There are also those who cannot cope. Portacolone recalls a woman who decided to end her life because it became too challenging to deal with her worsening forgetfulness.

Johnson and Portacolone are pursuing grant funding to continue the research in the hope that it can inform policy that will help older adults age in place well. Johnson says, “A new area could evolve, especially with the baby boomers pushing the edge of their autonomy in older age. Who knows what kinds of services could be developed?”

Other Risks Confront the Isolated Elderly

Mindful of Kaufman’s admonition to take the broad view in her work, Portacolone is looking at other issues that affect the health and well-being of older adults living alone. She’s working with Robyn Gershon, professor in the Department of Epidemiology and Biostatistics and UCSF’s Philip R. Lee Institute for Health Policy Studies, on a National Institute of Nursing Research-funded project to study emergency preparedness among older adults living alone in San Francisco and New York. One of Portacolone’s concerns is that they are being asked to take too much responsibility for their own preparedness. “If you are homebound and vulnerable, it’s overwhelming,” she says. “There must be some entity that makes sure that in case of emergency, you are not forgotten.”
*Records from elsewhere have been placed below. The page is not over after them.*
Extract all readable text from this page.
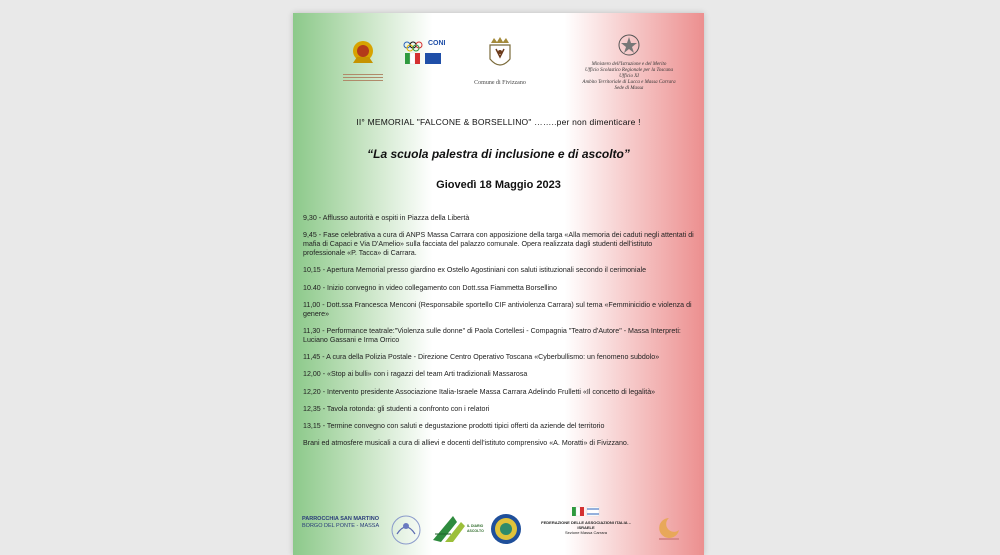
CONI
Comune di Fivizzano
Ministero dell'Istruzione e del Merito
Ufficio Scolastico Regionale per la Toscana
Ufficio XI
Ambito Territoriale di Lucca e Massa Carrara
Sede di Massa
II° MEMORIAL "FALCONE & BORSELLINO" ……..per non dimenticare !
“La scuola palestra di inclusione e di ascolto”
Giovedì 18 Maggio 2023
9,30 - Afflusso autorità e ospiti in Piazza della Libertà
9,45 - Fase celebrativa a cura di ANPS Massa Carrara con apposizione della targa «Alla memoria dei caduti negli attentati di mafia di Capaci e Via D'Amelio» sulla facciata del palazzo comunale. Opera realizzata dagli studenti dell'istituto professionale «P. Tacca» di Carrara.
10,15 - Apertura Memorial presso giardino ex Ostello Agostiniani con saluti istituzionali secondo il cerimoniale
10.40 - Inizio convegno in video collegamento con Dott.ssa Fiammetta Borsellino
11,00 - Dott.ssa Francesca Menconi (Responsabile sportello CIF antiviolenza Carrara) sul tema «Femminicidio e violenza di genere»
11,30 - Performance teatrale:"Violenza sulle donne" di Paola Cortellesi - Compagnia "Teatro d'Autore" - Massa Interpreti: Luciano Gassani e Irma Orrico
11,45 - A cura della Polizia Postale - Direzione Centro Operativo Toscana «Cyberbullismo: un fenomeno subdolo»
12,00 - «Stop ai bulli» con i ragazzi del team Arti tradizionali Massarosa
12,20 - Intervento presidente Associazione Italia-Israele Massa Carrara Adelindo Frulletti «Il concetto di legalità»
12,35 - Tavola rotonda: gli studenti a confronto con i relatori
13,15 - Termine convegno con saluti e degustazione prodotti tipici offerti da aziende del territorio
Brani ed atmosfere musicali a cura di allievi e docenti dell'istituto comprensivo «A. Moratti» di Fivizzano.
PARROCCHIA SAN MARTINO
BORGO DEL PONTE - MASSA	IL DIARIO ASCOLTO
FEDERAZIONE DELLE ASSOCIAZIONI ITALIA – ISRAELE
Sezione Massa Carrara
A grant from Tideswell at UCSF and the Pepper Center has also allowed Portacolone to expand on a project she initiated with Steven Segal at the UC Berkeley Mack Center on Mental Health and Social Conflict, which looked at the effects of exposure to violence on older adults living alone in high-crime neighborhoods. With UCSF’s Carla Perissinotto and Ryan Greysen, she will continue looking at the factors that determine social isolation and loneliness among that population.

Promoting Interdependence

The importance of interdependence is a thread that runs through Portacolone’s work. She believes that if social norms included the idea that no one must be entirely self-reliant, there would be more services to allow older adults to age in place securely. “We are dependent on others for everything, so the sooner we embrace that, the better. If interdependence was the slogan for programs helping the elderly, there would be a major shift.”

Her research emphasizes the need for connection and interdependence in place of what she calls “the moral imperative of being independent,” in order to develop systems that empower older adults rather than constrain them. As Johnson puts it, “We don’t yet know what we can do as a society to balance the need to be independent and autonomous with the need for care.”

This is the kind of question that may best be addressed by research that combines qualitative with quantitative methods, as Portacolone and her colleagues do. Doing better means finding out not just what is happening to older adults and how often, but how it feels and why. Portacolone hopes that in exploring the stories of older adults, she can help effect change that will benefit them and, ultimately, society. She credits longtime mentor Carroll Estes, founder of the Institute for Health & Aging, for her approach: “I listen to people’s stories, but at its core, I’m looking at the bigger picture.”